Eine generelle Geschwindigkeitsbegrenzung in Deutschland wird mittlerweile nicht nur von Umweltorganisationen, sondern auch von Polizeigewerkschaften, Kirchen und einigen Politikern gefordert. Der CO2-Ausstoß könnte gedrosselt, die Verkehrsunfälle könnten gemäßigt und es könnte sogar viel Geld gespart werden.

Von Barbara Schmidt-Mattern | 11.04.2019
Eine leere Autobahn.
Rasen noch erlaubt: In Deutschland gibt es kein generelles Tempolimit (EyeEm / Michael J Berlin)

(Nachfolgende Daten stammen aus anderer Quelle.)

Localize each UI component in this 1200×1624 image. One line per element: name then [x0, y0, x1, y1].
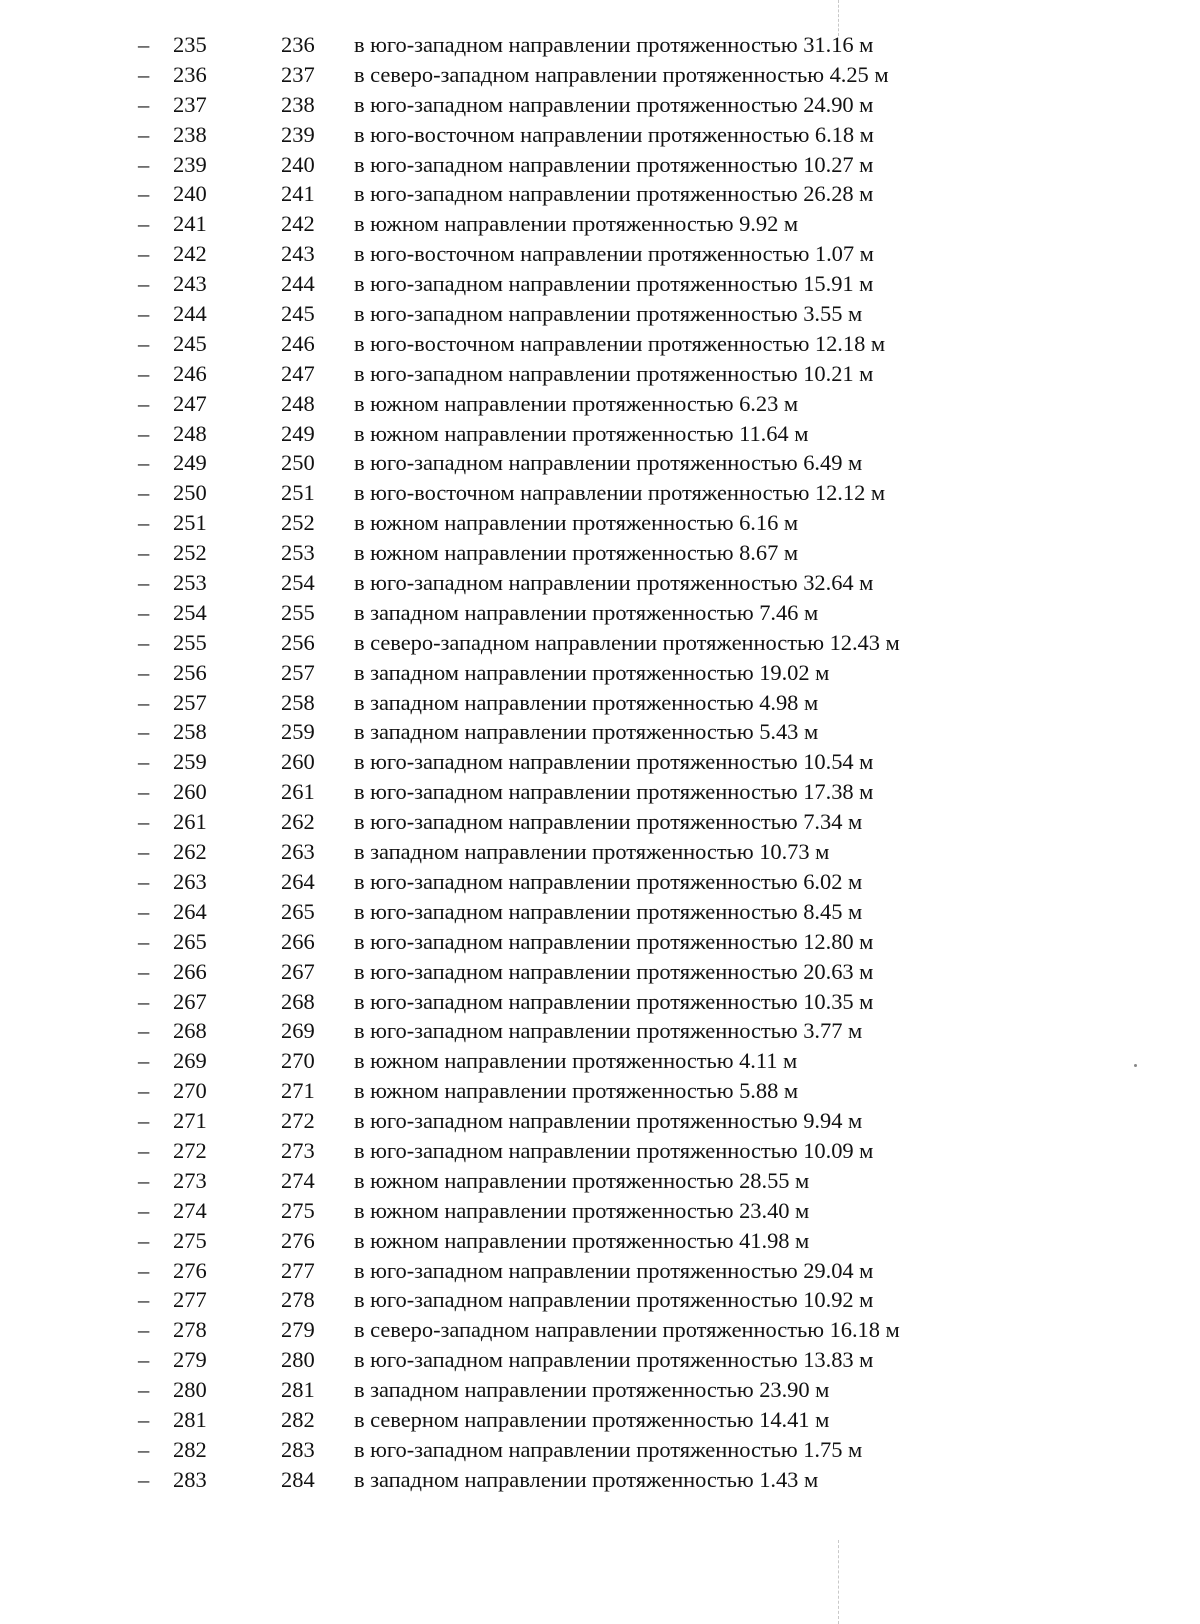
dash-marker: – [138, 540, 150, 566]
point-to: 272 [281, 1108, 315, 1134]
list-item [0, 150, 1200, 180]
point-from: 249 [173, 450, 207, 476]
point-from: 258 [173, 719, 207, 745]
point-from: 247 [173, 390, 207, 416]
point-to: 249 [281, 420, 315, 446]
dash-marker: – [138, 420, 150, 446]
dash-marker: – [138, 1108, 150, 1134]
dash-marker: – [138, 510, 150, 536]
point-from: 263 [173, 868, 207, 894]
point-to: 236 [281, 32, 315, 57]
point-from: 239 [173, 151, 207, 177]
dash-marker: – [138, 809, 150, 835]
segment-description: в западном направлении протяженностью 10.73 м [354, 839, 830, 865]
segment-description: в юго-западном направлении протяженностью 6.02 м [354, 868, 863, 894]
dash-marker: – [138, 1466, 150, 1492]
point-from: 242 [173, 241, 207, 267]
point-to: 269 [281, 1018, 315, 1044]
dash-marker: – [138, 1257, 150, 1283]
segment-description: в юго-западном направлении протяженностью 10.54 м [354, 749, 874, 775]
list-item [0, 867, 1200, 897]
point-to: 255 [281, 599, 315, 625]
point-to: 258 [281, 689, 315, 715]
point-to: 268 [281, 988, 315, 1014]
segment-list [0, 30, 1200, 1495]
dash-marker: – [138, 1406, 150, 1432]
dash-marker: – [138, 629, 150, 655]
list-item [0, 717, 1200, 747]
dash-marker: – [138, 1317, 150, 1343]
point-from: 256 [173, 659, 207, 685]
segment-description: в западном направлении протяженностью 23.90 м [354, 1377, 830, 1403]
list-item [0, 1375, 1200, 1405]
point-from: 235 [173, 32, 207, 57]
segment-description: в северо-западном направлении протяженностью 16.18 м [354, 1317, 900, 1343]
point-to: 282 [281, 1406, 315, 1432]
dash-marker: – [138, 480, 150, 506]
point-to: 266 [281, 928, 315, 954]
point-from: 268 [173, 1018, 207, 1044]
dash-marker: – [138, 570, 150, 596]
dash-marker: – [138, 1137, 150, 1163]
point-from: 277 [173, 1287, 207, 1313]
point-from: 265 [173, 928, 207, 954]
point-to: 238 [281, 91, 315, 117]
segment-description: в южном направлении протяженностью 4.11 м [354, 1048, 798, 1074]
segment-description: в южном направлении протяженностью 6.16 м [354, 510, 799, 536]
segment-description: в юго-восточном направлении протяженностью 1.07 м [354, 241, 874, 267]
dash-marker: – [138, 241, 150, 267]
segment-description: в северо-западном направлении протяженностью 12.43 м [354, 629, 900, 655]
segment-description: в северо-западном направлении протяженностью 4.25 м [354, 61, 889, 87]
dash-marker: – [138, 659, 150, 685]
point-to: 265 [281, 898, 315, 924]
dash-marker: – [138, 1167, 150, 1193]
point-from: 250 [173, 480, 207, 506]
list-item [0, 478, 1200, 508]
list-item [0, 927, 1200, 957]
dash-marker: – [138, 599, 150, 625]
segment-description: в южном направлении протяженностью 9.92 м [354, 211, 799, 237]
list-item [0, 269, 1200, 299]
list-item [0, 747, 1200, 777]
dash-marker: – [138, 868, 150, 894]
segment-description: в юго-западном направлении протяженностью 7.34 м [354, 809, 863, 835]
list-item [0, 1196, 1200, 1226]
list-item [0, 1076, 1200, 1106]
segment-description: в юго-западном направлении протяженностью 29.04 м [354, 1257, 874, 1283]
list-item [0, 568, 1200, 598]
point-from: 254 [173, 599, 207, 625]
list-item [0, 1136, 1200, 1166]
segment-description: в юго-западном направлении протяженностью 32.64 м [354, 570, 874, 596]
segment-description: в западном направлении протяженностью 7.46 м [354, 599, 819, 625]
point-to: 280 [281, 1347, 315, 1373]
dash-marker: – [138, 360, 150, 386]
dash-marker: – [138, 330, 150, 356]
list-item [0, 239, 1200, 269]
point-to: 262 [281, 809, 315, 835]
list-item [0, 807, 1200, 837]
list-item [0, 1106, 1200, 1136]
dash-marker: – [138, 1347, 150, 1373]
segment-description: в юго-западном направлении протяженностью 9.94 м [354, 1108, 863, 1134]
point-from: 252 [173, 540, 207, 566]
list-item [0, 179, 1200, 209]
dash-marker: – [138, 1227, 150, 1253]
point-from: 270 [173, 1078, 207, 1104]
segment-description: в юго-западном направлении протяженностью 10.35 м [354, 988, 874, 1014]
list-item [0, 1046, 1200, 1076]
list-item [0, 1166, 1200, 1196]
point-from: 251 [173, 510, 207, 536]
point-from: 260 [173, 779, 207, 805]
segment-description: в западном направлении протяженностью 5.43 м [354, 719, 819, 745]
point-from: 246 [173, 360, 207, 386]
point-from: 276 [173, 1257, 207, 1283]
point-to: 240 [281, 151, 315, 177]
list-item [0, 90, 1200, 120]
dash-marker: – [138, 1287, 150, 1313]
list-item [0, 1465, 1200, 1495]
segment-description: в северном направлении протяженностью 14.41 м [354, 1406, 830, 1432]
segment-description: в западном направлении протяженностью 19.02 м [354, 659, 830, 685]
point-from: 279 [173, 1347, 207, 1373]
point-to: 243 [281, 241, 315, 267]
point-to: 274 [281, 1167, 315, 1193]
dash-marker: – [138, 1048, 150, 1074]
segment-description: в южном направлении протяженностью 41.98 м [354, 1227, 810, 1253]
point-to: 251 [281, 480, 315, 506]
segment-description: в западном направлении протяженностью 4.98 м [354, 689, 819, 715]
list-item [0, 1285, 1200, 1315]
point-from: 237 [173, 91, 207, 117]
segment-description: в западном направлении протяженностью 1.43 м [354, 1466, 819, 1492]
dash-marker: – [138, 779, 150, 805]
dash-marker: – [138, 271, 150, 297]
point-to: 271 [281, 1078, 315, 1104]
segment-description: в юго-восточном направлении протяженностью 6.18 м [354, 121, 874, 147]
point-to: 267 [281, 958, 315, 984]
point-to: 277 [281, 1257, 315, 1283]
list-item [0, 419, 1200, 449]
list-item [0, 658, 1200, 688]
list-item [0, 897, 1200, 927]
point-from: 280 [173, 1377, 207, 1403]
segment-description: в южном направлении протяженностью 8.67 м [354, 540, 799, 566]
dash-marker: – [138, 988, 150, 1014]
segment-description: в юго-западном направлении протяженностью 12.80 м [354, 928, 874, 954]
point-from: 241 [173, 211, 207, 237]
point-from: 255 [173, 629, 207, 655]
segment-description: в юго-западном направлении протяженностью 20.63 м [354, 958, 874, 984]
segment-description: в южном направлении протяженностью 28.55 м [354, 1167, 810, 1193]
segment-description: в юго-западном направлении протяженностью 10.92 м [354, 1287, 874, 1313]
point-from: 236 [173, 61, 207, 87]
list-item [0, 299, 1200, 329]
point-from: 273 [173, 1167, 207, 1193]
dash-marker: – [138, 121, 150, 147]
segment-description: в юго-западном направлении протяженностью 10.27 м [354, 151, 874, 177]
dash-marker: – [138, 928, 150, 954]
list-item [0, 209, 1200, 239]
point-from: 245 [173, 330, 207, 356]
point-to: 252 [281, 510, 315, 536]
point-to: 245 [281, 301, 315, 327]
dash-marker: – [138, 1377, 150, 1403]
list-item [0, 1435, 1200, 1465]
point-to: 241 [281, 181, 315, 207]
point-from: 266 [173, 958, 207, 984]
list-item [0, 598, 1200, 628]
segment-description: в южном направлении протяженностью 11.64 м [354, 420, 809, 446]
dash-marker: – [138, 749, 150, 775]
point-from: 262 [173, 839, 207, 865]
list-item [0, 30, 1200, 60]
point-to: 279 [281, 1317, 315, 1343]
segment-description: в юго-восточном направлении протяженностью 12.18 м [354, 330, 886, 356]
dash-marker: – [138, 1078, 150, 1104]
list-item [0, 120, 1200, 150]
list-item [0, 777, 1200, 807]
list-item [0, 448, 1200, 478]
point-from: 275 [173, 1227, 207, 1253]
list-item [0, 1256, 1200, 1286]
point-from: 261 [173, 809, 207, 835]
list-item [0, 329, 1200, 359]
point-from: 274 [173, 1197, 207, 1223]
point-to: 276 [281, 1227, 315, 1253]
list-item [0, 1345, 1200, 1375]
point-to: 275 [281, 1197, 315, 1223]
point-from: 278 [173, 1317, 207, 1343]
dash-marker: – [138, 450, 150, 476]
dash-marker: – [138, 689, 150, 715]
point-from: 264 [173, 898, 207, 924]
point-from: 272 [173, 1137, 207, 1163]
point-to: 273 [281, 1137, 315, 1163]
list-item [0, 1405, 1200, 1435]
point-to: 284 [281, 1466, 315, 1492]
point-to: 246 [281, 330, 315, 356]
point-to: 256 [281, 629, 315, 655]
segment-description: в юго-западном направлении протяженностью 6.49 м [354, 450, 863, 476]
point-to: 263 [281, 839, 315, 865]
list-item [0, 957, 1200, 987]
point-from: 243 [173, 271, 207, 297]
segment-description: в юго-западном направлении протяженностью 8.45 м [354, 898, 863, 924]
list-item [0, 60, 1200, 90]
segment-description: в юго-западном направлении протяженностью 24.90 м [354, 91, 874, 117]
point-to: 247 [281, 360, 315, 386]
point-from: 281 [173, 1406, 207, 1432]
segment-description: в юго-западном направлении протяженностью 13.83 м [354, 1347, 874, 1373]
segment-description: в юго-западном направлении протяженностью 15.91 м [354, 271, 874, 297]
list-item [0, 1226, 1200, 1256]
point-to: 239 [281, 121, 315, 147]
point-to: 244 [281, 271, 315, 297]
point-from: 244 [173, 301, 207, 327]
segment-description: в юго-западном направлении протяженностью 10.09 м [354, 1137, 874, 1163]
point-from: 238 [173, 121, 207, 147]
dash-marker: – [138, 958, 150, 984]
point-to: 278 [281, 1287, 315, 1313]
list-item [0, 837, 1200, 867]
point-from: 283 [173, 1466, 207, 1492]
point-from: 282 [173, 1436, 207, 1462]
dash-marker: – [138, 1197, 150, 1223]
point-to: 270 [281, 1048, 315, 1074]
point-to: 248 [281, 390, 315, 416]
segment-description: в юго-западном направлении протяженностью 1.75 м [354, 1436, 863, 1462]
list-item [0, 1315, 1200, 1345]
point-to: 260 [281, 749, 315, 775]
dash-marker: – [138, 211, 150, 237]
point-from: 257 [173, 689, 207, 715]
segment-description: в южном направлении протяженностью 6.23 м [354, 390, 799, 416]
point-to: 261 [281, 779, 315, 805]
point-from: 269 [173, 1048, 207, 1074]
segment-description: в южном направлении протяженностью 23.40 м [354, 1197, 810, 1223]
list-item [0, 508, 1200, 538]
dash-marker: – [138, 91, 150, 117]
dash-marker: – [138, 181, 150, 207]
list-item [0, 389, 1200, 419]
dash-marker: – [138, 61, 150, 87]
point-to: 283 [281, 1436, 315, 1462]
list-item [0, 359, 1200, 389]
list-item [0, 538, 1200, 568]
point-from: 248 [173, 420, 207, 446]
list-item [0, 628, 1200, 658]
point-from: 253 [173, 570, 207, 596]
point-to: 250 [281, 450, 315, 476]
point-from: 240 [173, 181, 207, 207]
point-to: 254 [281, 570, 315, 596]
dash-marker: – [138, 1018, 150, 1044]
scan-artifact-line [838, 1540, 840, 1624]
segment-description: в юго-западном направлении протяженностью 3.77 м [354, 1018, 863, 1044]
list-item [0, 1016, 1200, 1046]
segment-description: в юго-западном направлении протяженностью 3.55 м [354, 301, 863, 327]
segment-description: в южном направлении протяженностью 5.88 м [354, 1078, 799, 1104]
point-to: 281 [281, 1377, 315, 1403]
list-item [0, 688, 1200, 718]
point-to: 264 [281, 868, 315, 894]
dash-marker: – [138, 32, 150, 57]
segment-description: в юго-западном направлении протяженностью 10.21 м [354, 360, 874, 386]
point-from: 259 [173, 749, 207, 775]
dash-marker: – [138, 151, 150, 177]
point-from: 267 [173, 988, 207, 1014]
point-to: 253 [281, 540, 315, 566]
dash-marker: – [138, 301, 150, 327]
point-from: 271 [173, 1108, 207, 1134]
point-to: 259 [281, 719, 315, 745]
dash-marker: – [138, 839, 150, 865]
dash-marker: – [138, 1436, 150, 1462]
point-to: 242 [281, 211, 315, 237]
segment-description: в юго-западном направлении протяженностью 17.38 м [354, 779, 874, 805]
dash-marker: – [138, 898, 150, 924]
segment-description: в юго-западном направлении протяженностью 26.28 м [354, 181, 874, 207]
dash-marker: – [138, 719, 150, 745]
dash-marker: – [138, 390, 150, 416]
point-to: 257 [281, 659, 315, 685]
point-to: 237 [281, 61, 315, 87]
list-item [0, 987, 1200, 1017]
segment-description: в юго-восточном направлении протяженностью 12.12 м [354, 480, 886, 506]
segment-description: в юго-западном направлении протяженностью 31.16 м [354, 32, 874, 57]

Es ist ein ungewöhnliches Bündnis, in dem sich unser Land da befindet: "Deutschland ist aktuell mit Nordkorea, Somalia und Afghanistan der letzte Flächenstaat ohne eine generelle Geschwindigkeitsbegrenzung, und das kann so nicht bleiben," meint Jürgen Resch. Der Geschäftsführer der Deutschen Umwelthilfe plädiert seit langem für ein Tempolimit, bisher jedoch verhallten alle Forderungen – egal, ob damals in den Achtzigerjahren, oder aktuell in den zurückliegenden Wochen dieses Jahres.
Aber, sagt Resch: "Die Mehrheit der Bürger, das zeigen die Befragungen, stehen hinter einer Begrenzung der Geschwindigkeiten. Vor allem sind es aber die hunderttausenden von Schülern und Studenten, die unserer Regierung jeden Freitag vorwerfen, nur – ich sags jetzt mal salopp, zu labern, sie sollen endlich handeln. Deswegen, Frau Merkel, handeln Sie!"
"Politisch will man dieses Thema wegschweigen"
Längst stehen die Umweltverbände mit ihrer Forderung nicht mehr alleine da: Neben dem BUND, dem ökologischen Verkehrsclub Deutschland, Greenpeace ist in dem Bündnis auch die Gewerkschaft der Polizei in Nordrhein-Westfalen vertreten. Dessen Landesvorsitzender Michael Mertens kennt die Grausamkeiten infolge von Raserei aus seinem Polizei-Alltag: "Im September 2017 wurde auf einem Autobahnabschnitt der A4 nach neun tödlichen Verkehrsunfällen die Geschwindigkeit auf 130 reduziert. Seitdem hat es dort keinen Unfalltoten mehr gegeben."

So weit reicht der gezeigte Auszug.